IBM thinks it has found a way to improve the predictability of heat dissipation from its chips with a new technique that allows it to precisely identify hot spots on a working chip, researchers said in a presentation Sunday evening. And the next version of Intel's Itanium 2 processor for high-end servers, Montecito, will consume less power than its predecessor, despite the addition of a second processing core and faster clock speeds, the company said Tuesday.
IBM and Intel are two of the pre-eminent chip companies presenting at ISSCC, which gathers some of the brightest minds in chip design to review the progress of their peers.
Several advances detailed at the conference are far-off research projects that have little relevance to average users, such as a project presented Monday that strives to connect silicon chips with snail neurons. But IBM, Intel and the rest of the industry's work on reducing power is becoming more and more important to IT managers struggling to cool large racks of servers or notebook users hoping to lighten their loads.
IBM has developed an infrared heatsink that it can use to map the heat dissipation of a processor while it is fully operational, said Hendrik Hamman, manager for photonics and thermal systems at IBM Research in Yorktown Heights, New York. A heatsink is used to quickly remove excess heat from a processor to prevent it from shutting down.
Previous attempts at measuring heat dissipation involved taking static readings from a limited number of heat sensors placed on the chip, he said. The new heatsink allows IBM to measure the power consumption, and heat dissipation, of sections of a chip as its workload changes with different application tasks, he said.
The idea is to allow IBM to build models based on the data collected by its heatsink, and to use that data to design future processors and cooling strategies that anticipate shifts in heat based on the chip's workload, Hamman said. The company can also change the supply power.

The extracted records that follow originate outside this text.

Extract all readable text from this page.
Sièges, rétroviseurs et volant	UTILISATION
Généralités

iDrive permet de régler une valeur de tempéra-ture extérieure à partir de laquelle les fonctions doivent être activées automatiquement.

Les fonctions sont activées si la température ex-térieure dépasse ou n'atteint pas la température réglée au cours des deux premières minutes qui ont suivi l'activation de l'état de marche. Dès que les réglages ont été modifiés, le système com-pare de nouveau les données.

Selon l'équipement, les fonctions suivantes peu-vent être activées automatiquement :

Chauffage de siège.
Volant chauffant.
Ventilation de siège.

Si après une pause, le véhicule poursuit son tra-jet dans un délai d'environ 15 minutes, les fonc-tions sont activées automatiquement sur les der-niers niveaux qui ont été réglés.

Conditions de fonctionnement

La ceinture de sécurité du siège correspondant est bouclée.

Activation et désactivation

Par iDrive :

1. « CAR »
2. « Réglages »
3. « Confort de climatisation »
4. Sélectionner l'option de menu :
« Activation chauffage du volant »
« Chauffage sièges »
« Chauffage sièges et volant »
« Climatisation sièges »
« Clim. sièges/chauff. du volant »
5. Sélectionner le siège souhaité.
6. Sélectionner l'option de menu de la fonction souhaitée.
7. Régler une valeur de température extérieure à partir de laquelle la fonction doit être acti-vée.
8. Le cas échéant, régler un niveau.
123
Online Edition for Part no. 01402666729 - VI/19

"For every workload, there's going to be a specific power distribution," Hamman said. Previous attempts at building heat maps were just snapshots in time that didn't accurately reflect changing workloads or cooling strategies, he said.
IBM's infrared heatsink can be used on just about any processor to produce real-time maps of heat dissipation, Hamman said.
Intel's abrupt departure from its desktop processor road map last year was evidence of how important power consumption and heat have become in the PC market. The company canceled future high-speed Pentium 4 chips, which would have required significant engineering to work around the excessive heat produced by clock speeds above 4GHz.
The server market has been less concerned with power consumption historically, but that is changing as IT managers are hit with rising bills for electricity and cooling systems in their data centers.